Tribune: « Il faudrait pas bâcler la réforme du Snav par excès de précipitation »

Institutions

Sous le titre « Il n’est rien de plus mortifère que l’immobilisme », Jean-Pierre Mas déclarait tout récemment que « presque tout le monde s’accorde à penser que le Snav a besoin d’une réforme en profondeur qui le transformerait en Fédération des métiers du voyage, afin d’éviter son éclatement* ». Je suis bien sûr d’accord avec cette analyse ; et m’étant exprimé depuis plusieurs mois sur ce sujet, je n’y reviendrai pas.
En revanche, certaines affirmations de Jean-Pierre Mas appellent réponses. Sur la forme d’abord : le ton railleur voire goguenard de ses propos est pour le moins désobligeant vis-à-vis des administrateurs du Snav – méritent-ils tous tant de sarcasme ? – mais, reconnaissons-le, notre ami n’en est pas à son coup d’essai dans le maniement des petites phrases assassines !

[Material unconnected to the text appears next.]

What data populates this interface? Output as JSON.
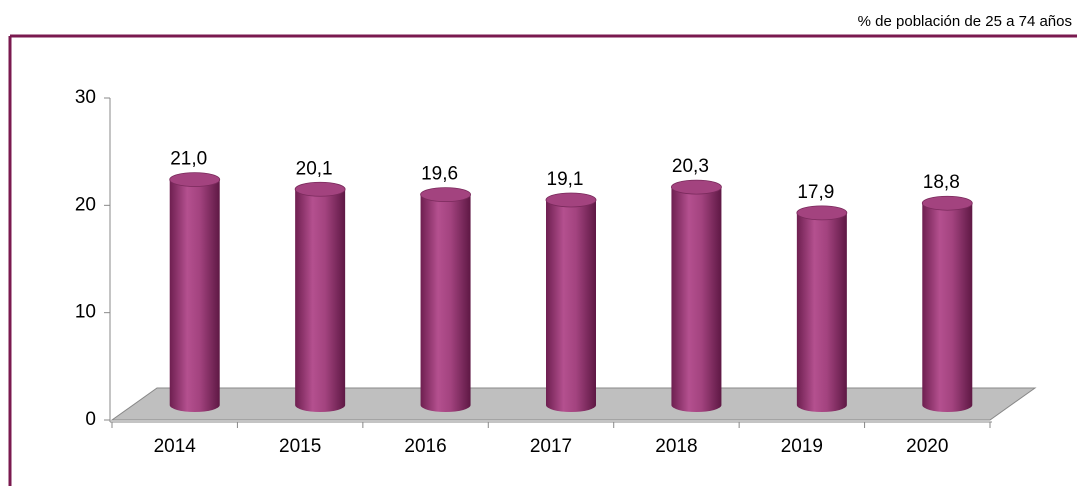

Sur le fond ensuite, 2 réflexions sont à considérer :
La première concerne le renouvellement d’administrateurs au cours du dernier mandat 2002-2005 ; on peut lire que « trop d’élus se sont crus (et se croient toujours) indispensables et irremplaçables** ». Il est vrai que par manque de candidats, peu de nouvelles têtes sont apparues ; mais il est également vrai que durant cette même période, de profonds bouleversements sont intervenus dans notre environnement professionnel : révision de la loi de 1992, recherche d’un nouveau protocole avec Air France, maîtrise des systèmes d’information, tous ces chantiers ayant occupé prioritairement les élus.
Ma seconde réflexion est relative à la refonte radicale des statuts du Snav pour aboutir à une Fédération d’ici l’assemblée générale de mars prochain soit… en 4 à 5 mois, sachant que dans le même temps il faut obligatoirement créer des syndicats ou du moins en définir les contours (lesquels, combien ?), trancher sur le rôle des chambres syndicales et définir précisément les missions respectives et les budgets de ces nouveaux syndicats de branches et de la future fédération.
Lorsque l’on sait le temps qu’il faut consacrer aujourd’hui pour régler des sujets de moindre importance, je pense sincèrement qu’il n’est pas sérieux de laisser croire aux adhérents du Snav qu’une telle entreprise est envisageable en quelques semaines au risque d’aboutir à une réforme bâclée, ce qui irait à l’encontre de ce que nous attendons tous. Qu’une équipe se mette dès maintenant au travail pour recueillir, sur cette mutation, les positions des instances et des conseils professionnels et qu’elle apporte un vrai projet d’entreprise sans être enfermée dans un calendrier réducteur car – et pour parodier Jean-Pierre Mas – « il n’est rien de plus mortifère que la précipitation ».
* Univers des voyages de novembre 2004.
** Quotidien du tourisme du 10 novembre 2004.